Additive function in $\mathbb{R}^n$ is continuous, and related subspaces compact

44 Views Asked by At

I want to show that the function:

$A: \mathbb{R}^n \times \mathbb{R}^n \to \mathbb{R}^n, (x, y) \mapsto x + y$

is continuous.

Also, why is it that if $K, L$ are compact subspaces of $\mathbb{R}^n$, $K + L = \{x + y | x \in K, y \in L\}$ is also compact?
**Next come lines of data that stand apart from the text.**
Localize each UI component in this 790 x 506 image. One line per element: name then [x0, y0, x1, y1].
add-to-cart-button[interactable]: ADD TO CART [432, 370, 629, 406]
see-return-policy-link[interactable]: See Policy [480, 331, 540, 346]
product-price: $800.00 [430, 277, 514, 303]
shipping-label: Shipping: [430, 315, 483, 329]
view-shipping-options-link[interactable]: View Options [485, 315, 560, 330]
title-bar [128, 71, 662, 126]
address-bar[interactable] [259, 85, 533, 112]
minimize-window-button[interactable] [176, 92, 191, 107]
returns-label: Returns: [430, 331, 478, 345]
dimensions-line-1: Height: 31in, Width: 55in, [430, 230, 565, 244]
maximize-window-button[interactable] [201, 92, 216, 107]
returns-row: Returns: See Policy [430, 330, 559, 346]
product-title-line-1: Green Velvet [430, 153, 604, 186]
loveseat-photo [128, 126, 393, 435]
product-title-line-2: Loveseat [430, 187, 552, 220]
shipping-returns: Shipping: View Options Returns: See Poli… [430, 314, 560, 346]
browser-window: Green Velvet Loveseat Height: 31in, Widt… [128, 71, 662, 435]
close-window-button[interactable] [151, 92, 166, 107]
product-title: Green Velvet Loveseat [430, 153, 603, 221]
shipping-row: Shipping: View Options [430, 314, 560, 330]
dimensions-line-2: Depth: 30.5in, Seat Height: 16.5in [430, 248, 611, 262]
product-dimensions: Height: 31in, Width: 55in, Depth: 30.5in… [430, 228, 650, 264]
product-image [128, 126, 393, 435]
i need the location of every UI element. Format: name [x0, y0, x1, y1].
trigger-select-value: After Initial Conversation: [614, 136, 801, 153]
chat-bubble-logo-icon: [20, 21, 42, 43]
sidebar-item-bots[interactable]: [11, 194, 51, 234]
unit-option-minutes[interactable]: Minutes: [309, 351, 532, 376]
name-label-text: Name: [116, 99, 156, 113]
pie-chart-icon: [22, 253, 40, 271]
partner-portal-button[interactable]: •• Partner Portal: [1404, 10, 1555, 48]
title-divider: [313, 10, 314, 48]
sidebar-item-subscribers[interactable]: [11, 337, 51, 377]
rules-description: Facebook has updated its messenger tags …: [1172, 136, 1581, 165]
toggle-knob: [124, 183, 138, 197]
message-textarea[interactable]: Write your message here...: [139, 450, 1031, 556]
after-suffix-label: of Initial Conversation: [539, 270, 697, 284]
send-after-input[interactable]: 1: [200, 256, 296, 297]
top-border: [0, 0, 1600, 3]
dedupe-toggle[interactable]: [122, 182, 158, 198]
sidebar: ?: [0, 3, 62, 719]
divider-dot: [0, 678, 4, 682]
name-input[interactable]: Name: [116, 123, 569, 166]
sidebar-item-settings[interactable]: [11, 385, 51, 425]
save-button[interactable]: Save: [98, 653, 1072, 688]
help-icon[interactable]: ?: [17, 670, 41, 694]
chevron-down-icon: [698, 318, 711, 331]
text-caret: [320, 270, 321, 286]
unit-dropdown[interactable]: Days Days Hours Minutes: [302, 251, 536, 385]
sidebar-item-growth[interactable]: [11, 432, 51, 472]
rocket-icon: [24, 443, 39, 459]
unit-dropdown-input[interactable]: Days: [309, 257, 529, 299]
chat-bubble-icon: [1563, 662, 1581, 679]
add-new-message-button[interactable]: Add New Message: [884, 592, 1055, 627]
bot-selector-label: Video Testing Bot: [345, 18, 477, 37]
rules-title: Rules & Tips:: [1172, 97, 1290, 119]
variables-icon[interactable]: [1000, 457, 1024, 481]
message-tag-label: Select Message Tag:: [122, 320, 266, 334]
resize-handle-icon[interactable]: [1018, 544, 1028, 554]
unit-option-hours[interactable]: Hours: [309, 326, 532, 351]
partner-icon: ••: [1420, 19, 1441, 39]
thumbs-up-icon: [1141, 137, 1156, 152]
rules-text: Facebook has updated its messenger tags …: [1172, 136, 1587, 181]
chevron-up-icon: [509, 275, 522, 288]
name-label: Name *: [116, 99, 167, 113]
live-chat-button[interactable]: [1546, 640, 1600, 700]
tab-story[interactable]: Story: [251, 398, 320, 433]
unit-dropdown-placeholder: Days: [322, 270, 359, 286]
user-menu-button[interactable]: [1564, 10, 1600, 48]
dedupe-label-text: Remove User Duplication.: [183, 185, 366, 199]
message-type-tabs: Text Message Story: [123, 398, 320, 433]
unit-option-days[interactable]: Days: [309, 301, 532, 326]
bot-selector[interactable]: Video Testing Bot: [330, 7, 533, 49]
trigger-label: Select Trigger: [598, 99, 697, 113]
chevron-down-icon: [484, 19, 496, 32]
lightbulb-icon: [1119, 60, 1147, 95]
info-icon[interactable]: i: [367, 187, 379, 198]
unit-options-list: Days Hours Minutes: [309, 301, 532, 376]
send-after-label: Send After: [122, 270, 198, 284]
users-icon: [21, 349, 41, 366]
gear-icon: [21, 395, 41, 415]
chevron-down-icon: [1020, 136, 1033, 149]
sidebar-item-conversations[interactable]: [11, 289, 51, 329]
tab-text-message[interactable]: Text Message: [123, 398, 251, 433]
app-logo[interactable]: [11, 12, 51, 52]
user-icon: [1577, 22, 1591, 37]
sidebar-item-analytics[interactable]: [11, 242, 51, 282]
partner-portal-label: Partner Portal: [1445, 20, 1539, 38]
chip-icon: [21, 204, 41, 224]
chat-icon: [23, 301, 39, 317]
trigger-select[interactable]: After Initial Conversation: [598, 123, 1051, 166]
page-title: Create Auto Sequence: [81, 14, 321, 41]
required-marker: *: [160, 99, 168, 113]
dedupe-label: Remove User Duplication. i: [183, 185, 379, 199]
Thanks in advance. Intuitively it sounds right. For proving it, maybe one could use the tube lemma here?

1

There are 1 best solutions below

0
On BEST ANSWER

Your phrasing of the problem is wrong, assuming that you wanted to say $A: \mathbb{R}^n \times \mathbb{R}^n \rightarrow \mathbb{R}^n$ and it is defined as the addition of the vector space $\mathbb{R}^n$, then we will show that for any sequence $a_k = (x_k,y_k) \in \mathbb{R}^n\times \mathbb{R}^n$ converging to $a=(x,y)$ we will show that $A(a_k) $ converges to $A(a)$ which will establish the continuity. Now $a_k $ converges to $(x,y)$ means $x_k$ and $y_k$ converges to $x$ and $y$ respectively. So $A(a_k)=x_k+y_k$ converges to $x+y$ since sum of two convergent sequences is convergent and sandwich theorem will tell us that the limit is the desired one.

For the second part note that $K \times L$ is compact in $\mathbb{R}^n\times \mathbb{R}^n$ by Tychonoff's theorem. And $K+L= A(K\times L)$. Now since continuous image of a compact set is compact, the required set is compact.